Gen Paul was born on July 2, 1895 in Montmartre, Paris. In 1911, he becomes an apprentice upholsterer and takes night classes in drawing after his work. Injured during the First World War, he has his right leg amputated, thus demobilized, in 1916. He returns to Paris decorated under the Légion d’Honneur.

Unable to return to his work, he paints his first painting, Le Moulin de la Galette. During this period, Gen Paul becomes friends with Juan Gris, Vlaminck, Derain, and above all with Maurice Utrillo. Around 1923 he discovers the circus and paints his first clown portraits, a subject he will hold close all his life, just as the musicians he meets will remain a principle source of inspiration.
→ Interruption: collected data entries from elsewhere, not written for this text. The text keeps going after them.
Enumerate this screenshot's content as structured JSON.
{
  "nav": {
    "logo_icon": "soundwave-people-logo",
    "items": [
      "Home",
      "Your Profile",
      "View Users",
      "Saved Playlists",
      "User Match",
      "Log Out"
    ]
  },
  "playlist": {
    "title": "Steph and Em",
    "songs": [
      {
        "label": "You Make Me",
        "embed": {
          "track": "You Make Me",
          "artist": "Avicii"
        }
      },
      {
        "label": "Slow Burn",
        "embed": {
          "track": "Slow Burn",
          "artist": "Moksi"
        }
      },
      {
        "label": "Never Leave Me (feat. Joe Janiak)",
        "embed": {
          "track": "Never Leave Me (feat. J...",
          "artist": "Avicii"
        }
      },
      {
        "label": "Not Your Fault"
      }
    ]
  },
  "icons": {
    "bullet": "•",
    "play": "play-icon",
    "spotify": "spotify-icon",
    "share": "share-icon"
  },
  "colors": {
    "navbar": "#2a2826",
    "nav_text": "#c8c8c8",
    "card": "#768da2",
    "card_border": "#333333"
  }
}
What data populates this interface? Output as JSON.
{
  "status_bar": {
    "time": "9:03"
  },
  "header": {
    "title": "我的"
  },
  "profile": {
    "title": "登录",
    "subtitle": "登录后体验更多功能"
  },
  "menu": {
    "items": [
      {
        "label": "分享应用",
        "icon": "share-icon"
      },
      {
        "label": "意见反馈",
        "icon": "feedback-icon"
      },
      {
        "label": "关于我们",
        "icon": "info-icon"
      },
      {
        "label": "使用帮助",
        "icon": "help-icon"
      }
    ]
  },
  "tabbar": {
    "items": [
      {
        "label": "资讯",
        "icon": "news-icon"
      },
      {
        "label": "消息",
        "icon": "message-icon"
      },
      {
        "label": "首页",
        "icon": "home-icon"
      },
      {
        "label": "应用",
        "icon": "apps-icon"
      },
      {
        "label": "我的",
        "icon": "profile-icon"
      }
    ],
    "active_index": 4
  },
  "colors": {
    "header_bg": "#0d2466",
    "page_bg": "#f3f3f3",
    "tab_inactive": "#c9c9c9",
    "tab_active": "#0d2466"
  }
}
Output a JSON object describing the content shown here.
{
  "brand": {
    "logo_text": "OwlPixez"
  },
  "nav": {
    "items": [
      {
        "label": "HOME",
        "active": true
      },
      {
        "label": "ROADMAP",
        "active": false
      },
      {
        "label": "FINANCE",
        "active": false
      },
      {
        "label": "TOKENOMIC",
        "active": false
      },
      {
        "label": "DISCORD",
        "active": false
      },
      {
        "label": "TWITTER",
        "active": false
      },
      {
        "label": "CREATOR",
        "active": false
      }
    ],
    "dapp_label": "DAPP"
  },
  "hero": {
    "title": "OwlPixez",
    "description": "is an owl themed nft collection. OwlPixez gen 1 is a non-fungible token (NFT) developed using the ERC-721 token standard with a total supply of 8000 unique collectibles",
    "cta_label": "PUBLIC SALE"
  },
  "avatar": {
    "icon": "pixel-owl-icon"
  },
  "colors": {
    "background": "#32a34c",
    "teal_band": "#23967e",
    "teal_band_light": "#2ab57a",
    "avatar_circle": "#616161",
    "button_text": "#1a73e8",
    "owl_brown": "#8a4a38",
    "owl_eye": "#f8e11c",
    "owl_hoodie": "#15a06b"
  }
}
A few years later give rise to a gestural painting with dynamic brushstrokes that announces the artist’s second period. 1925 marks the year of his voyage to Spain, where he seeks out museums and expositions, and is forever influenced by Velasquez, Le Greco, and above all Goya.

In 1932 Gen Paul meets Louis-Ferdinand Céline, who came to know an enormous success with his first novel, Journey to the End of the Night. Céline quickly becomes one of his closest friends that he will value particularly for his mind and talent. In 1942, Gen Paul illustrates Céline’s Journey to the End of the Night and Death on Credit. At the start of the 1950s, he meets Django Reinardt and Sydney Bechet, who very quickly become his friends, and for him one of the great encounters of his life.

In 1964 he falls victim to a constitution that no longer permitted him to paint with oils, at which point he takes to bed and works from his bed. He devotes himself to the production of drawings and gouaches that constitutes the last great phase of his expressionism of movement. On April 30, 1975, Gen Paul dies of stomach cancer.